147. IF the materials for a history of Greek geometry in the second century B. C. are scanty, they become still more so for the next 250 years. Only a few works, and those not of a very valuable character, survive from this period.
About 70 b.c. lived Geminus of Rhodes who seems to have been the freedman of a wealthy Roman and who wrote, beside the astronomical work εἰσαγωγἠ εἰς τὰ ϕαvóμενα, still extant, a book on the Arrangement of Mathematics, περὶ τῆς τῶν μαθη μάτων τάξεως, which, without being expressly historical, con tained abundant notices of the early history of Greek mathematics and from which Proclus and Eutocius derived much of their most correct and valuable information on that subject. A book of this kind, written not long after the classical age by a competent geometer, would, if preserved, have cleared up a hundred difficulties which do not now admit of solution.

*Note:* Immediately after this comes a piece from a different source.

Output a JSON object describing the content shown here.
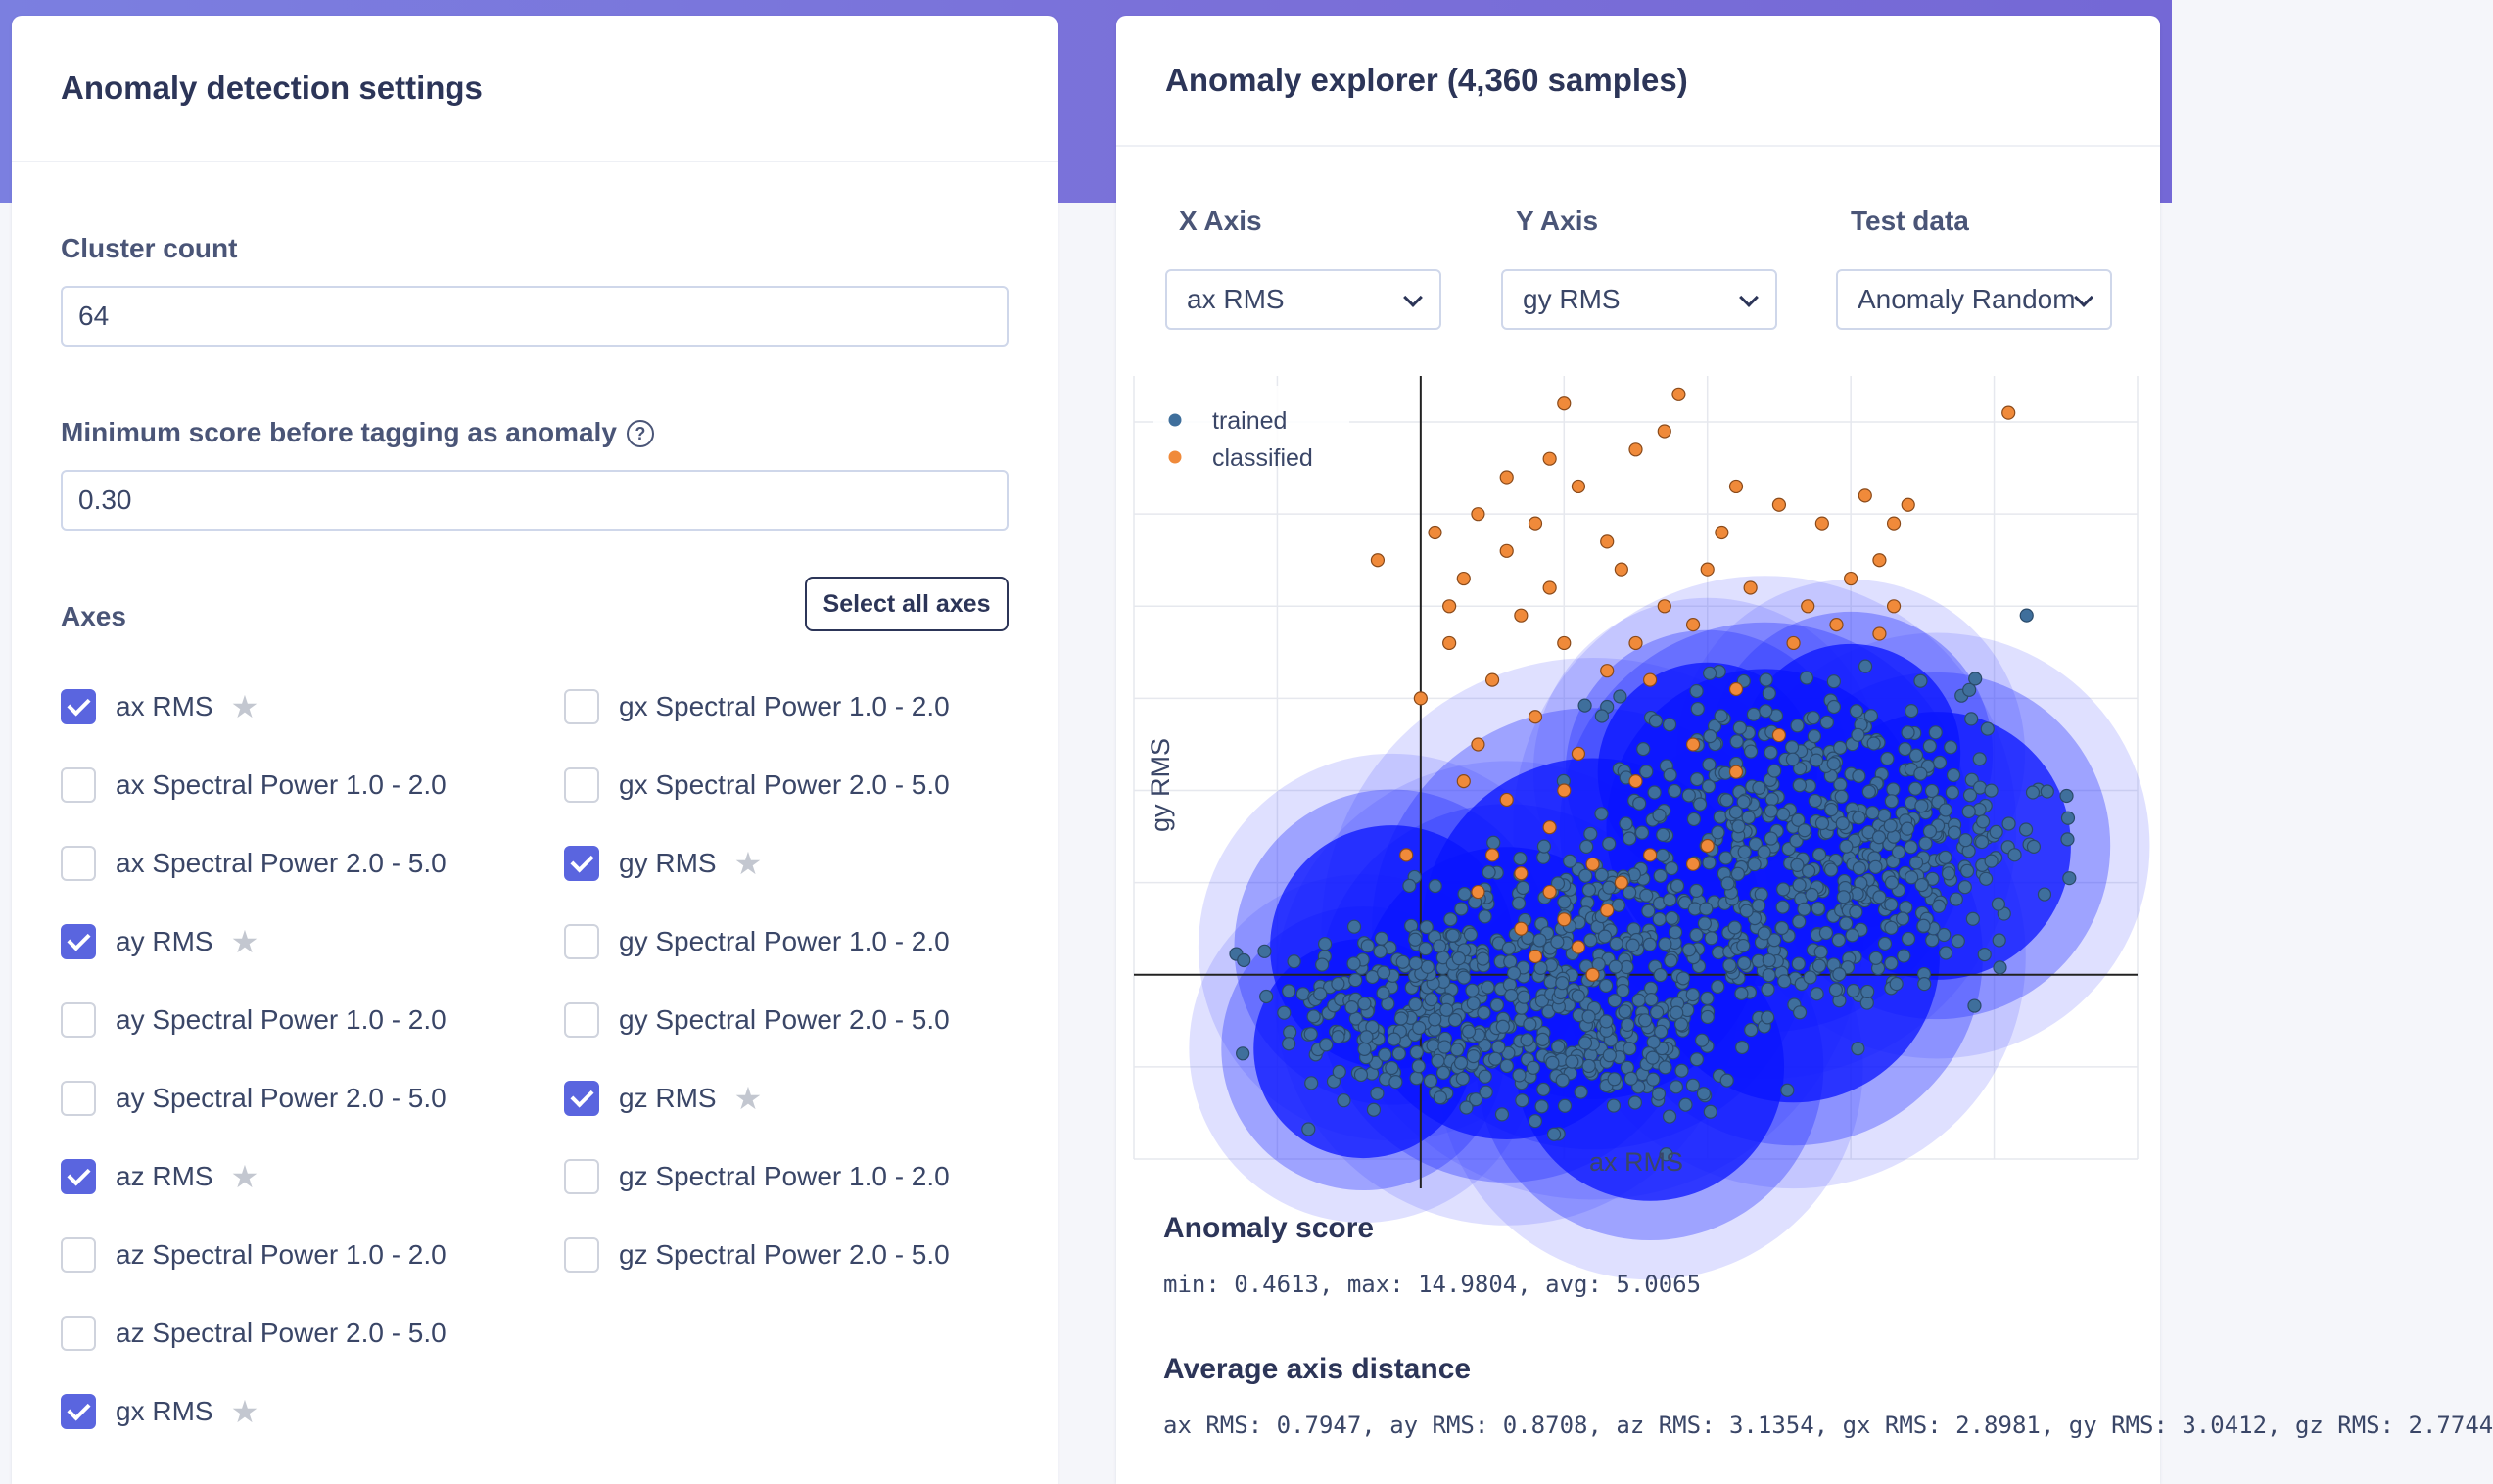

148. Probably near to the time of Geminus lived Theodosius (? of Tripolis), who is mentioned by Strabo and Vitruvius and must therefore be a pre-Christian writer, though Suidas attributes to him a commentary on one Theudas of Trajan's time. He is the author of Sphaerica, a very complete treatise on the geometry of the sphere, in three books. It was remarked above, however, on the subject of Euclid's Phaenomena, that both that and the treatise of Theodosius are evidently founded on some earlier work on Spherics, perhaps by Eudoxus. The work of Theodosius contains no trigonometry (a spherical triangle is not mentioned) and there is nothing particularly interesting either in his style or in his discoveries, if indeed he made any.